In a way, she was right. The design of our foodcourts is such that it cannot easily accommodate self-service in clearing trays. Firstly, the workstation is too small for the customer traffic and the utensils load; the space is constantly overflowing. Secondly, the food served is of a nature that creates lots of spit-outs, and therefore lots of swill, making the clearing process very complicated. Taken together, the messiness that results is a huge turn-off and customers will not want to get near the station.

Therefore, to get to a true self-service culture would require complete redesign of the entire foodcourt layout — sacrificing tables and seats and devoting more space for clearing stations, installation of digesters for swill that customers can feed directly into, and simplification of the food served, in order to reduce messiness.

It's a huge project and it's not going to happen unless the alternative — carrying on as usual — becomes painful.

Or take another side of our economy that I know something about: The construction industry. It is shocking how often I see construction workers working for firms that they are not employees of. Many workers are officially employees of "supply companies" who provide labour to contractors in the same way one might hire out a mule. Just as shocking is how rapid the turnover of staff is. Work permits are now typically of one year duration. We're constantly importing fresh, untrained labour, and as soon as they get any experience or acquire a little bit of English, we throw them out of Singapore.

Between these two realities, there is absolutely no incentive for construction companies to invest in skills upgrade. Why train someone who is not your employee, and who anyway will be out of Singapore by this time next year?

If we're going to get anywhere, it's going to require a completely new model. I would say we need to freeze new hires. Those who are here today can stay indefinitely, but there will be no more new workers coming in except as replacement for those who want to go back. That's the only way to make employers sit up and think hard about upgrading the workers they currently have.

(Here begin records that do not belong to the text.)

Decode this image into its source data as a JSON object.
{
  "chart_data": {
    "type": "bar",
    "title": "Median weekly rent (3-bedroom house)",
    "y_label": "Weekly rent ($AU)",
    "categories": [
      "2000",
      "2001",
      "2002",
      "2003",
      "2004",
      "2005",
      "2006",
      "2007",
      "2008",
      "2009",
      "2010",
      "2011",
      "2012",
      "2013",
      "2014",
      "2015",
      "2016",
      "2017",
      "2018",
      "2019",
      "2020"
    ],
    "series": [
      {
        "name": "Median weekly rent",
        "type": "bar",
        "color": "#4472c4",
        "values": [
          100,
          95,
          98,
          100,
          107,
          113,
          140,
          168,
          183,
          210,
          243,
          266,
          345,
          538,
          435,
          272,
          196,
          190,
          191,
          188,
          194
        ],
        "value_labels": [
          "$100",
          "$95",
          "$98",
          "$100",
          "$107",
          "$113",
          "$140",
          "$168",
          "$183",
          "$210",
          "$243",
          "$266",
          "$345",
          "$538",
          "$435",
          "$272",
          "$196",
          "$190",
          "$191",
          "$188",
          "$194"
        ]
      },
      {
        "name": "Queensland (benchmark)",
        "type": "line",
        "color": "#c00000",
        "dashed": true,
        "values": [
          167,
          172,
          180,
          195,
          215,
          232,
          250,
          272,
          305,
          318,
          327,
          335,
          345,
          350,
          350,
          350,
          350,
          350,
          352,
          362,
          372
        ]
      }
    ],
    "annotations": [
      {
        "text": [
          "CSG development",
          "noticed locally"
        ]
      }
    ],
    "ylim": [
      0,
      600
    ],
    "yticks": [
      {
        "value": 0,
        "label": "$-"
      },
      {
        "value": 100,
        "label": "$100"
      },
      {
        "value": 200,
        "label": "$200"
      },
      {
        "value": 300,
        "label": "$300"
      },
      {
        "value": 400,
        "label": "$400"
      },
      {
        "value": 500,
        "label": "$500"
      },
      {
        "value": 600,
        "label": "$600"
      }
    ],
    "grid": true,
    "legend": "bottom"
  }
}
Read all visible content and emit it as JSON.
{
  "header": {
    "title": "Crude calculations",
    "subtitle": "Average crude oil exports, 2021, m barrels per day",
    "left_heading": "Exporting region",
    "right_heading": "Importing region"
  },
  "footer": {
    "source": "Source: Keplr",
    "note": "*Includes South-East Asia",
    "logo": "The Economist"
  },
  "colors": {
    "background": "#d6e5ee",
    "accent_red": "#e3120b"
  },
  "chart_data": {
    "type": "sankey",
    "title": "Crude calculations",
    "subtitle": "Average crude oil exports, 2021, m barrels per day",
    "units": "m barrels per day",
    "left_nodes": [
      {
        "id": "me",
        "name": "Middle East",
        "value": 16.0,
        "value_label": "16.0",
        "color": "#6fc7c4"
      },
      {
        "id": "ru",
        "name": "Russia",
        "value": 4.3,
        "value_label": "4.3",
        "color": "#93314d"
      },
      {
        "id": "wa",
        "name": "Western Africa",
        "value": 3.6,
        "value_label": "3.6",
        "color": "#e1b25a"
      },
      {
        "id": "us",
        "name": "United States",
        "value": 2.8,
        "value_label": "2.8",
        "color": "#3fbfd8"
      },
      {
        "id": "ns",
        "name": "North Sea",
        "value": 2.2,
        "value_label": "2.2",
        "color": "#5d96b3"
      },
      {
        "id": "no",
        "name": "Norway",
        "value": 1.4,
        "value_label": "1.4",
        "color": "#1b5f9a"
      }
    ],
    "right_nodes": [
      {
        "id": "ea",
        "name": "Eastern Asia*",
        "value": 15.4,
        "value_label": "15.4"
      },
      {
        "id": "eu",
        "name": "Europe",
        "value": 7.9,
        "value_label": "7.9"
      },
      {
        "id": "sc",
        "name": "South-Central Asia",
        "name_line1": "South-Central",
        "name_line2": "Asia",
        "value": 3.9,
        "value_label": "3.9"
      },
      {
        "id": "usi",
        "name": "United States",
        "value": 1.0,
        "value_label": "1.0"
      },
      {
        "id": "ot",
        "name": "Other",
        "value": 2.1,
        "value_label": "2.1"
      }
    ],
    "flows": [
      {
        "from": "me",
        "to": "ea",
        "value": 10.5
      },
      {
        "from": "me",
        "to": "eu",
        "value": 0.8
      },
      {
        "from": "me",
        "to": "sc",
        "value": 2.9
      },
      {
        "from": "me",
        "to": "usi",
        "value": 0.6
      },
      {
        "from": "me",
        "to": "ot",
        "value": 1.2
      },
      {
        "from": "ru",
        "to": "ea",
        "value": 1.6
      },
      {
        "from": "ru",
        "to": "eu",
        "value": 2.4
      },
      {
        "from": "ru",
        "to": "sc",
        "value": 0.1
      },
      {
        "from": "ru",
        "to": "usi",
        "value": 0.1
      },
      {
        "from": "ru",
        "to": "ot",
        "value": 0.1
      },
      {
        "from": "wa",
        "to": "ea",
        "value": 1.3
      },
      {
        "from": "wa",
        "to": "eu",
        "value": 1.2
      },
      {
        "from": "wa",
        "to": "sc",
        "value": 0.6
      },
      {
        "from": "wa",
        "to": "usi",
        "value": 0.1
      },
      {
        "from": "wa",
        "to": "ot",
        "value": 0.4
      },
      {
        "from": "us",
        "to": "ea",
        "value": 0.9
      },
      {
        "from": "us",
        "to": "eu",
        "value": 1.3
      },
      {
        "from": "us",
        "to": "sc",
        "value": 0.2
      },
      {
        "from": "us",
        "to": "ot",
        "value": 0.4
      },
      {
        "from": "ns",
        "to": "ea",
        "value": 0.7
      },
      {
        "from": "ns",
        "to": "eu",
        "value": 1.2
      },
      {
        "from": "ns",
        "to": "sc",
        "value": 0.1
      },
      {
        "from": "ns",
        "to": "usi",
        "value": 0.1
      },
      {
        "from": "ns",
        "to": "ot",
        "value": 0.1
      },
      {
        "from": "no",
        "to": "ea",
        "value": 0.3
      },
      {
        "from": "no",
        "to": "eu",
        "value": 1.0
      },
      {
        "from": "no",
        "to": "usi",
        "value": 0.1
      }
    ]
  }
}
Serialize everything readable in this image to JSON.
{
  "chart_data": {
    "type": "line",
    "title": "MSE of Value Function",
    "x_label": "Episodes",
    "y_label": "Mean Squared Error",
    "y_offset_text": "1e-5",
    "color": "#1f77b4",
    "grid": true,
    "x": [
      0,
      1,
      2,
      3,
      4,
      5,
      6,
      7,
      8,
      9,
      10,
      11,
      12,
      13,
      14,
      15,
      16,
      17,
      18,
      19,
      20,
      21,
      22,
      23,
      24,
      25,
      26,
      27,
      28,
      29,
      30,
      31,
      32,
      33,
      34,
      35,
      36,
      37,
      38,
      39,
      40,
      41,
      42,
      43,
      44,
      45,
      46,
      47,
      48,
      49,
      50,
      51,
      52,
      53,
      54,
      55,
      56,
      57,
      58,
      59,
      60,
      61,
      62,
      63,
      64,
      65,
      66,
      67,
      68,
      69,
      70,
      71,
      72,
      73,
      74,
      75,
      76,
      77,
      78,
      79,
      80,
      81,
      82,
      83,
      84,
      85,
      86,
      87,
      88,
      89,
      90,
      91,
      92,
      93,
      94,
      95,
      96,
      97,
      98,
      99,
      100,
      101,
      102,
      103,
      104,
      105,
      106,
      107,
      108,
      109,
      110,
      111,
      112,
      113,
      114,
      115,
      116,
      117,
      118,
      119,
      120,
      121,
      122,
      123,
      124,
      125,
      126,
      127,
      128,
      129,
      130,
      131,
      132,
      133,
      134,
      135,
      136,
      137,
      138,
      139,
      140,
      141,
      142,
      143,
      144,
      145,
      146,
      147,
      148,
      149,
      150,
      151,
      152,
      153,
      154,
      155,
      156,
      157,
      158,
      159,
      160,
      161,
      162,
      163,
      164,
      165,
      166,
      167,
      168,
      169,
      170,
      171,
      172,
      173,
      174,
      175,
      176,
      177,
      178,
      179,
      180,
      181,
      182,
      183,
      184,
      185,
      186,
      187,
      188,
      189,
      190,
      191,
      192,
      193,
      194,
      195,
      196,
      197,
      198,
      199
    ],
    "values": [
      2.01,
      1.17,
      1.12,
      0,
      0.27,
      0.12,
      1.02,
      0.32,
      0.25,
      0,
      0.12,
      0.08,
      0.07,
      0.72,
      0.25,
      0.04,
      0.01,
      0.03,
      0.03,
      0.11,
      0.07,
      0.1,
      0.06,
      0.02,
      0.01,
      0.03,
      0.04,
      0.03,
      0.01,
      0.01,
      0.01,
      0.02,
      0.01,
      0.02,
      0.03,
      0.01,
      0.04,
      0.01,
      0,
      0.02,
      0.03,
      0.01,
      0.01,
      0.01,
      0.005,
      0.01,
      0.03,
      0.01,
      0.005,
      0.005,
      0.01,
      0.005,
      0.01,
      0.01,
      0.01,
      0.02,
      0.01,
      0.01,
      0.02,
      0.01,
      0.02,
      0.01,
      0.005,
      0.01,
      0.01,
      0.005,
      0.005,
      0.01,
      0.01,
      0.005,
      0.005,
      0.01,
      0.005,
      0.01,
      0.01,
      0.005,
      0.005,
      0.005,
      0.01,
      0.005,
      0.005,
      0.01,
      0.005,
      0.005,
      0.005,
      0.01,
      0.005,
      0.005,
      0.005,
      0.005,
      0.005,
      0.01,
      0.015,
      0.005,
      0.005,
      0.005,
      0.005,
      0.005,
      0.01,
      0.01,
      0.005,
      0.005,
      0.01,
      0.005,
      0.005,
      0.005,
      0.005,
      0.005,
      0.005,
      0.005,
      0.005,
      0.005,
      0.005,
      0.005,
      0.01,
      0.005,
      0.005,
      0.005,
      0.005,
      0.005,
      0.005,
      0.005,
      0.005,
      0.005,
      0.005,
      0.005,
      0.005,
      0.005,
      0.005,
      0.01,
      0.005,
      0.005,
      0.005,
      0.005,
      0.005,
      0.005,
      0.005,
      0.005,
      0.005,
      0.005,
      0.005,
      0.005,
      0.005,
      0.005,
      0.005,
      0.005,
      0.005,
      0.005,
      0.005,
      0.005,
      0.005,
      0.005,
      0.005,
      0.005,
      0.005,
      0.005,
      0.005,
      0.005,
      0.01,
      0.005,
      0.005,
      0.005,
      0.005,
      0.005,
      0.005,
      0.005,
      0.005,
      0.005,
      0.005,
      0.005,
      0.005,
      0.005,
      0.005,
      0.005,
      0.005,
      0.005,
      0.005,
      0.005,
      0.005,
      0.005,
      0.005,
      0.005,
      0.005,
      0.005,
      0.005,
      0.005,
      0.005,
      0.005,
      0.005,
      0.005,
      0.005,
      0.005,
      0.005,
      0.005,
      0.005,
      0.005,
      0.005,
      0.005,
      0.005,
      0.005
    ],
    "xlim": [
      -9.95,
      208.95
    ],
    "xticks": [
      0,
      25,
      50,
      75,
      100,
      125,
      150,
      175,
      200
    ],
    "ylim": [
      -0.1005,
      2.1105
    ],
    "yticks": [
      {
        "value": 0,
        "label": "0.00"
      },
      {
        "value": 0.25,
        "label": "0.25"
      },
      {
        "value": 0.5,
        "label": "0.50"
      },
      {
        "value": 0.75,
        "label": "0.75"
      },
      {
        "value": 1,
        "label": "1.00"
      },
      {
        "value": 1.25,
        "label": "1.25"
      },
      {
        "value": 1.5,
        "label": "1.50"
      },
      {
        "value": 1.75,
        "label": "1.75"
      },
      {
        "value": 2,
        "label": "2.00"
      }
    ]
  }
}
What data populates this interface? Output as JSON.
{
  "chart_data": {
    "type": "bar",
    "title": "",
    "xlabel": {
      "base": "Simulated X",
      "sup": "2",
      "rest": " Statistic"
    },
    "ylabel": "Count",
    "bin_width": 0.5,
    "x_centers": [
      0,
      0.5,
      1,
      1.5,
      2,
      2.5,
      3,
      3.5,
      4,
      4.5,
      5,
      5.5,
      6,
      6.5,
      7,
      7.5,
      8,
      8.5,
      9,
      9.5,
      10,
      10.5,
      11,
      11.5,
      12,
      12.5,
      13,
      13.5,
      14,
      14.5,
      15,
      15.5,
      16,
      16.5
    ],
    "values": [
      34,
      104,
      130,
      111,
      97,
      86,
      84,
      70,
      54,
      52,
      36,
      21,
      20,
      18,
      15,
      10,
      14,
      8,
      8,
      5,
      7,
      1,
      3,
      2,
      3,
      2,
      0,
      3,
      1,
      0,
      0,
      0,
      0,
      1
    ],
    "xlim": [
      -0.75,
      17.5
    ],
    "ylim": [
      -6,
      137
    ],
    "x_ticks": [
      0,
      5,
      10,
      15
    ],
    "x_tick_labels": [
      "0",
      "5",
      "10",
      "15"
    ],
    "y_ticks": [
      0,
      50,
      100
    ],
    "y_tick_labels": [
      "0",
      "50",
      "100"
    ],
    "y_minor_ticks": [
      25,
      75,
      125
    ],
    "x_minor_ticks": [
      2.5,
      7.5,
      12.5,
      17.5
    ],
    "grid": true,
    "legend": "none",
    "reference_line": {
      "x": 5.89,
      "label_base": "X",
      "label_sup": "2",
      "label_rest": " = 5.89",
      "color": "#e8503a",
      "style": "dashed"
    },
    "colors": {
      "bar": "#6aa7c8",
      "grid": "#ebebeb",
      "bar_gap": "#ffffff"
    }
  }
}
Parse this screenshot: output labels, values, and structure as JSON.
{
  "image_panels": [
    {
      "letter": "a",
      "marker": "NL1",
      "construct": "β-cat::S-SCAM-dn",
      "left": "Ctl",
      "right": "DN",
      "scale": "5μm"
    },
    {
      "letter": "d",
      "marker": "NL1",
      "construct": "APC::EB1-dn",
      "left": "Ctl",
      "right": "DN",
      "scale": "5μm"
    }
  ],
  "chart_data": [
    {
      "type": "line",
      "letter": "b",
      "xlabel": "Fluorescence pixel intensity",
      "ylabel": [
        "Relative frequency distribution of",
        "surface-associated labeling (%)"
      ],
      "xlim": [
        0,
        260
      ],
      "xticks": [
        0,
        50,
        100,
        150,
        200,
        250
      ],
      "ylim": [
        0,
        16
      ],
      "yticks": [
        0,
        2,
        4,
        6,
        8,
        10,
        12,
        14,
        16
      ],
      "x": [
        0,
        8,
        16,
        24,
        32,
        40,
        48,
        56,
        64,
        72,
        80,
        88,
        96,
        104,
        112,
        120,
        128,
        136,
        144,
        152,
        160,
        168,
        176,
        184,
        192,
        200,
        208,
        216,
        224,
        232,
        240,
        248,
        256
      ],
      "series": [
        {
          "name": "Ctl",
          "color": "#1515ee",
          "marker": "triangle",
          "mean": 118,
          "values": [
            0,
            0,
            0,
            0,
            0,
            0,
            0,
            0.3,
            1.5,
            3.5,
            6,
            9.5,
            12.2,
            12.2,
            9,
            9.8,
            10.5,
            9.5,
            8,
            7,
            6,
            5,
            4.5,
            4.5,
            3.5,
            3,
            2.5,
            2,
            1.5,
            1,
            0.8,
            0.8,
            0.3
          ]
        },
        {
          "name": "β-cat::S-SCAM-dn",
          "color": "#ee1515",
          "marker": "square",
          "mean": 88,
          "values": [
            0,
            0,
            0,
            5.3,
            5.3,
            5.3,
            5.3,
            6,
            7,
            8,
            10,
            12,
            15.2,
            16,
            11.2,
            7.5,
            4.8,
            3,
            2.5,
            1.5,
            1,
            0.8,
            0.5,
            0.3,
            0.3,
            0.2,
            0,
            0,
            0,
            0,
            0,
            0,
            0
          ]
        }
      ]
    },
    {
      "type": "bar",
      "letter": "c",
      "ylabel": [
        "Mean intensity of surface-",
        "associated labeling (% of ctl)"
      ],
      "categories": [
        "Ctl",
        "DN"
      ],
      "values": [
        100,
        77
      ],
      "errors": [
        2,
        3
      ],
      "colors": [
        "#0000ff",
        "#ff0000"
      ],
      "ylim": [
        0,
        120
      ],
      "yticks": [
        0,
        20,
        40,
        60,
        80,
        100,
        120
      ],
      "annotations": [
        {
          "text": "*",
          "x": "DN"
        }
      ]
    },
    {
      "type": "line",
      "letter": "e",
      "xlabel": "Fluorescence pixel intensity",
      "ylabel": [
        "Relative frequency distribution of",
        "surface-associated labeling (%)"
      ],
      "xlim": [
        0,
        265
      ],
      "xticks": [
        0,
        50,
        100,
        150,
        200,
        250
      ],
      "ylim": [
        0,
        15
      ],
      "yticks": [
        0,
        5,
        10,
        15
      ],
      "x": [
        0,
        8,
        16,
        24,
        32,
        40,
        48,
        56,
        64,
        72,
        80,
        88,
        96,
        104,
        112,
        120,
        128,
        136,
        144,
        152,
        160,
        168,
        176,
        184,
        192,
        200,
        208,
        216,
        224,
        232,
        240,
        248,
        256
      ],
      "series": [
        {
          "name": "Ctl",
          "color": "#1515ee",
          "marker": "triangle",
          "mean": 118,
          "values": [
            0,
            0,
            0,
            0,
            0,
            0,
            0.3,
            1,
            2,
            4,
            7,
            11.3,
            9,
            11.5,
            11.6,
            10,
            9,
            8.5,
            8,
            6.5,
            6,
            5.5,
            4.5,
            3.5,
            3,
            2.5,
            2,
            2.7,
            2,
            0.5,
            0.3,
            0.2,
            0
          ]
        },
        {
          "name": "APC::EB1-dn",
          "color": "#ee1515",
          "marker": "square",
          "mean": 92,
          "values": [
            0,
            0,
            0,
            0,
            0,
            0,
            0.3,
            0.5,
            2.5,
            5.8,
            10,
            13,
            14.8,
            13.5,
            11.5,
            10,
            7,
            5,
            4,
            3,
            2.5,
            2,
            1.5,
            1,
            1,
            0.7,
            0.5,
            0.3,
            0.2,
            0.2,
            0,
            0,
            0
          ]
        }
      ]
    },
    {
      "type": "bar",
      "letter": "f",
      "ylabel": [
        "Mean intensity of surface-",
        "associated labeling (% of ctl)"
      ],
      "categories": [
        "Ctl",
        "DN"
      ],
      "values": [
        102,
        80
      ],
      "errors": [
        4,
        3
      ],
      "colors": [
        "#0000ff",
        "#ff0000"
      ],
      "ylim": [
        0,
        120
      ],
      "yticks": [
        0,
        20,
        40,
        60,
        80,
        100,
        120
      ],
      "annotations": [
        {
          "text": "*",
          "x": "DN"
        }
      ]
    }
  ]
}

As you can guess, I agree with Lim Chong Yah: productivity improvement is not going to happen without the needed pain. The government's softly, softly approach is wishful thinking.

* * * * *

At the same time, Lim and the government are not fully engaging. Lim was talking about narrowing the income gap, but the government sidesteps the question and talks about productivity improvements.

They are actually different things.

You can have productivity improvements that raise the wages of the bottom stratum, but still have top salaries zooming away. They result may not be any happier. As top salaries zoom up, their buying power tends to raise the overall price level in an economy, and so even as bottom wages rise, they may still find things priced out of reach.

Concentration of wealth sucks vitality out from a society. Vested interests that are too entrenched present barriers to innovation, in the same way that monopolistic behaviour stifles competition. There is a public good to be had when income spreads are prevented from getting too wide.

Yet, the sad fact is that the government does not even want this question on the agenda. They chant the mantra that high pay attracts great talent and that great talent means economic growth.

Lim Chong Yah, on the other hand, has proposed a statist way of dealing with the issue: freezing top salaries for a few years. Unsurprisingly, many others have said it will not work.

What I don't understand is why he has not proposed raising the marginal income tax rate. At 20% for personal income tax (and 17% for corporate tax), Singapore's is far too low. We should be discussing rates in the region of 35% or more, like other developed countries (see this OECD website and this nationmaster website).

* * * * *

The issue that is NOT debated is simply this: distribution of wealth and privilege in society follows the distribution of power. Income inequality in Singapore reflects power inequality.

Free up space for independent trade unions, pack away all those paranoid controls against political activity, and I dare say, half the problem will solve itself.